Search code examples
c#regexstringsubstringstartswith

C# Extract part of the string that starts with specific letters


I have a string which I extract from an HTML document like this:

    var elas = htmlDoc.DocumentNode.SelectSingleNode("//a[@class='a-size-small a-link-normal a-text-normal']");
    if (elas != null)
   {
   //
     _extractedString = elas.Attributes["href"].Value;
   }

The HREF attribute contains this part of the string:

gp/offer-listing/B002755TC0/

And I'm trying to extract the B002755TC0 value, but the problem here is that the string will vary by its length and I cannot simply use Substring method that C# offers to extract that value...

Instead I was thinking if there's a clever way to do this, to perhaps a match beginning of the string with what I search?

For example I know for a fact that each href has this structure like I've shown, So I would simply match these keywords:

offer-listing/

So I would find this keyword and start extracting the part of the string B002755TC0 until the next " / " sign ?

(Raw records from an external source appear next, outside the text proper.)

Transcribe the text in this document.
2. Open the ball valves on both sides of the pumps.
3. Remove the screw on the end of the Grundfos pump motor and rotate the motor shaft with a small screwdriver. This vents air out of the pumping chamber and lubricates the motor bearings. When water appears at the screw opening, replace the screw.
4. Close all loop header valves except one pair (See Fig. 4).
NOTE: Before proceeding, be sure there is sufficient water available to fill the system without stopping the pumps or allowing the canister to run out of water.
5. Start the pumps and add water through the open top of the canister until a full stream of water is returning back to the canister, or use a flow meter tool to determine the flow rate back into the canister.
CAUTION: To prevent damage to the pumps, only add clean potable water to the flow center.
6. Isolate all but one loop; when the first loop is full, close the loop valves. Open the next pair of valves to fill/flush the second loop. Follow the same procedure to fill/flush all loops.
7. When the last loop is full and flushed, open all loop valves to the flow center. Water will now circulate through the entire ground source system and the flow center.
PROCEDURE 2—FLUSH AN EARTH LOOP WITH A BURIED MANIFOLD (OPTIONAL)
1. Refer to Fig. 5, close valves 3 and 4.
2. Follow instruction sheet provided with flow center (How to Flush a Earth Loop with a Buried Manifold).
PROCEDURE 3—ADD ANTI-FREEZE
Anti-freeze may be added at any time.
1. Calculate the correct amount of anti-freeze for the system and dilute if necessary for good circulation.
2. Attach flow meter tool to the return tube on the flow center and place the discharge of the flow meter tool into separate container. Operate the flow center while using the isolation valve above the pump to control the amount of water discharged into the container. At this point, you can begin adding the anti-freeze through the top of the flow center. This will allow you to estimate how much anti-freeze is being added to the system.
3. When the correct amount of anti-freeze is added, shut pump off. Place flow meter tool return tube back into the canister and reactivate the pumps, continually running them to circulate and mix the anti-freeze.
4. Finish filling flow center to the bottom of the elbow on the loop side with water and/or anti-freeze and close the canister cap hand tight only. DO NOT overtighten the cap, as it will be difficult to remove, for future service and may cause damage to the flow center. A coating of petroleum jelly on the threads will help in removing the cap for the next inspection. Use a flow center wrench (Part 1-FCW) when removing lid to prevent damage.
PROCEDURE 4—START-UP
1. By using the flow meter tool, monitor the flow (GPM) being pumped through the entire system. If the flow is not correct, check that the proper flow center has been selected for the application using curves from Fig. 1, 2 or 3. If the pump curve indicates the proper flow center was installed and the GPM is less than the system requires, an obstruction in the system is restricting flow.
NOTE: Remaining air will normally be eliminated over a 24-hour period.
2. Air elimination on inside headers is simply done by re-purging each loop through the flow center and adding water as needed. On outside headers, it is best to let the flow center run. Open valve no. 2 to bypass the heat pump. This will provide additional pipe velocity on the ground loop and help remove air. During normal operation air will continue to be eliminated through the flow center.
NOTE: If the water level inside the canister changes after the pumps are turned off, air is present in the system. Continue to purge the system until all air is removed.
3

Can someone help me out with this ?


Solution

  • This is a perfect job for a regular expression :

    string text = "gp/offer-listing/B002755TC0/";
    
    Regex pattern = new Regex(@"offer-listing/(\w+)/");
    
    Match match = pattern.Match(text);
    string whatYouAreLookingFor = match.Groups[1].Value;
    

    Explanation : we just match the exact pattern you need.

    • 'offer-listing/'
    • followed by any combination of (at least one) 'word characters' (letters, digits, hyphen, etc...),
    • followed by a slash.

    The parenthesis () mean 'capture this group' (so we can extract it later with match.Groups[1]).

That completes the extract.